Third, probate takes time. Unless your executor is absolutely certain that there are no debts owed by the estate (a rare occurrence, since almost everyone leaves some small debts behind) and is to accept personal responsibility for your debts, probate laws typically mandate that your assets not be distributed for one year after you die, to allow creditors time to petition the court for full payment. Any assets distributed before that time come with a heavy cost for your executor because your executor could be personally liable for the repayment of all of these amounts, even if the beneficiaries to whom distributions are made have already spent the funds that were distributed. Thus, your executor will likely be very hesitant to distribute before all debts and taxes are paid. The court, not your family, will supervise and authorize the settling of all debts and the payment of inheritances, in its time and with its delays.

Fourth, on a national average, the probate process takes from 5% to 8%of your family estate out of the hands of your beneficiaries and gives it to the executor, lawyers, courts, and other outside individuals.

Planning with a revocable living trust can save the average American family about $30,000 in probate fees, attorney fees, and court costs alone, according to a national study by the AARP. The upfront cost of estate planning with a living trust is usually slightly higher than planning with just a Will, but the savings in the end almost always makes the initial expense more than worthwhile.
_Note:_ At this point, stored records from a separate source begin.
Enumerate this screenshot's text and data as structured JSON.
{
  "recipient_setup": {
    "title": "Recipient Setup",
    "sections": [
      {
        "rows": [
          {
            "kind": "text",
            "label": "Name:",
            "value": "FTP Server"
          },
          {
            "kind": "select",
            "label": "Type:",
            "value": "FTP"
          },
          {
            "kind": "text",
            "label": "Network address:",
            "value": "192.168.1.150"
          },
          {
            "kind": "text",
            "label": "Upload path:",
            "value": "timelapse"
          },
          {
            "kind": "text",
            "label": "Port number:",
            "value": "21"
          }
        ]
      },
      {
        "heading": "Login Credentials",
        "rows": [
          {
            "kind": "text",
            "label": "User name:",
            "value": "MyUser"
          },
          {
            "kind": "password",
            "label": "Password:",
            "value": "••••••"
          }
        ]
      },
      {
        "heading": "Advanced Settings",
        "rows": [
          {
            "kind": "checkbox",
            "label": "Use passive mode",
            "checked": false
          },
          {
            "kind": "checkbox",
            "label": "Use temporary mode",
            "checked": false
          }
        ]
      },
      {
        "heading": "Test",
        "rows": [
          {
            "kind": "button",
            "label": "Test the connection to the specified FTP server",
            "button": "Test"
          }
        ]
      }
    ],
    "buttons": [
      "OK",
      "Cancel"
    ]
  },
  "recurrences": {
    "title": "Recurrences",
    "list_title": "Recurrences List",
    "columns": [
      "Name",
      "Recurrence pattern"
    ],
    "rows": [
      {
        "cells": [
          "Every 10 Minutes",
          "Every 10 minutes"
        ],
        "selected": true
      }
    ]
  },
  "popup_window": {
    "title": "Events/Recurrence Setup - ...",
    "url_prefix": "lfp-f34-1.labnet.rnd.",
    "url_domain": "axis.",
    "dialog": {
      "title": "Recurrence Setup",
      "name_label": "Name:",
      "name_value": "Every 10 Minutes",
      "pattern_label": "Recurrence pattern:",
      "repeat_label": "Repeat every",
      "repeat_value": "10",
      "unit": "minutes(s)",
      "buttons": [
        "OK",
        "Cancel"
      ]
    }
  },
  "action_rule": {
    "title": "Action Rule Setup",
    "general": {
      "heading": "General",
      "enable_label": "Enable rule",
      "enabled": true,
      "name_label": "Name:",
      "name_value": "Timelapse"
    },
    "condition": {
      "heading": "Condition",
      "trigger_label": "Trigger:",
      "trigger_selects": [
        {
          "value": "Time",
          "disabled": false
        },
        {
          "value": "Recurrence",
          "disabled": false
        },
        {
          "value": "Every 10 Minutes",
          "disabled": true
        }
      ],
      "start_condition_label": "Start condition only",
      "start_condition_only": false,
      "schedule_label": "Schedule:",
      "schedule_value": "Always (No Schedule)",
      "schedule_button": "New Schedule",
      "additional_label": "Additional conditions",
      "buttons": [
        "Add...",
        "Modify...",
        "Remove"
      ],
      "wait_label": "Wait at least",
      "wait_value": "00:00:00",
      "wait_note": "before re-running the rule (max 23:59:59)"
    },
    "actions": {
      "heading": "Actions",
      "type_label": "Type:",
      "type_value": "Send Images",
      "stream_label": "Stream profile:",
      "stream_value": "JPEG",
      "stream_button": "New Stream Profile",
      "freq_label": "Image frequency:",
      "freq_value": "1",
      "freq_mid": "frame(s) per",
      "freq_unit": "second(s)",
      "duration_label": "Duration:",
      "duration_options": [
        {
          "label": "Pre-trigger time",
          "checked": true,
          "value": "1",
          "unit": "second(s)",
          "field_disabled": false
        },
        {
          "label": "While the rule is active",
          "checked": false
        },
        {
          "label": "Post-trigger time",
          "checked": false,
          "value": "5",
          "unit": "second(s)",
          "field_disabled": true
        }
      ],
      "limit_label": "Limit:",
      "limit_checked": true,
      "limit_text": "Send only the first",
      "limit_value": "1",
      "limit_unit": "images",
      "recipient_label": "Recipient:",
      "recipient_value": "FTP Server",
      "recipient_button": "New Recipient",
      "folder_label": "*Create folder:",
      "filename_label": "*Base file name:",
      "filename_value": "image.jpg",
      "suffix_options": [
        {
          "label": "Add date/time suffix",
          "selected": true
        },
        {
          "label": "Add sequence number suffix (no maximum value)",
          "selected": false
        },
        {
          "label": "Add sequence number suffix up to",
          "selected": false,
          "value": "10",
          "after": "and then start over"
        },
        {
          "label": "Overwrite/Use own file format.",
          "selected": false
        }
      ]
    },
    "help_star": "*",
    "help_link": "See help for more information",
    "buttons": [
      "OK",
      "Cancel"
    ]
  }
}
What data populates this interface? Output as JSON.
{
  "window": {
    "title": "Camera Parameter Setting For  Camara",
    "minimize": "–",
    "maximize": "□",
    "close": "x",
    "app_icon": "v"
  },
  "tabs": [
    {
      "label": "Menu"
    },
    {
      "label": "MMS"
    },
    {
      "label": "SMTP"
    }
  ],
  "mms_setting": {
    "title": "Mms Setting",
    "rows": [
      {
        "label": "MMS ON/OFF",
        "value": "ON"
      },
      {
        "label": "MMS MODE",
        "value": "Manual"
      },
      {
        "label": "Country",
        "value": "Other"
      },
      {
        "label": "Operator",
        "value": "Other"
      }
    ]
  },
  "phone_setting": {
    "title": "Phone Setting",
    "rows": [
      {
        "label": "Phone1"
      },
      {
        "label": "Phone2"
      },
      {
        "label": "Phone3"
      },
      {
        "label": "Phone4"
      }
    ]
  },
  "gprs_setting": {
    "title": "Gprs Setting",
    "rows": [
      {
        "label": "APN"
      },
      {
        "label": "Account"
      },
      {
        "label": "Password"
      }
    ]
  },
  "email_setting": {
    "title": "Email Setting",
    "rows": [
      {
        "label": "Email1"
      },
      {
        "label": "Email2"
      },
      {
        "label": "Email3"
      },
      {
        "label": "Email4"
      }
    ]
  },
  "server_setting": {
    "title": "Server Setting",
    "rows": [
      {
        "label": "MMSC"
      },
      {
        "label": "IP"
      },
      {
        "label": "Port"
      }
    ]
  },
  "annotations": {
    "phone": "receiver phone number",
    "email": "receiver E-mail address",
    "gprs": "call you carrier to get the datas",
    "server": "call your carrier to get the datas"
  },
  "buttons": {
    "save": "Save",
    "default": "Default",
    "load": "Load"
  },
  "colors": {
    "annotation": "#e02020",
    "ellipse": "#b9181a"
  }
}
Fifth, if you are not competent at any time before your death, the trustee of your living trust can serve as the caretaker of your property. This can avoid the expensive and embarrassing public guardianship/conservatorship proceeding, where your children have to prove that you are not able to manage your own affairs. A Living Trust combined with a power of attorney provides the most complete protection available for someone to manage your financial illegal affairs if you become incapacitated. A power of attorney avoids lifetime probate, also called guardianship and conservatorship.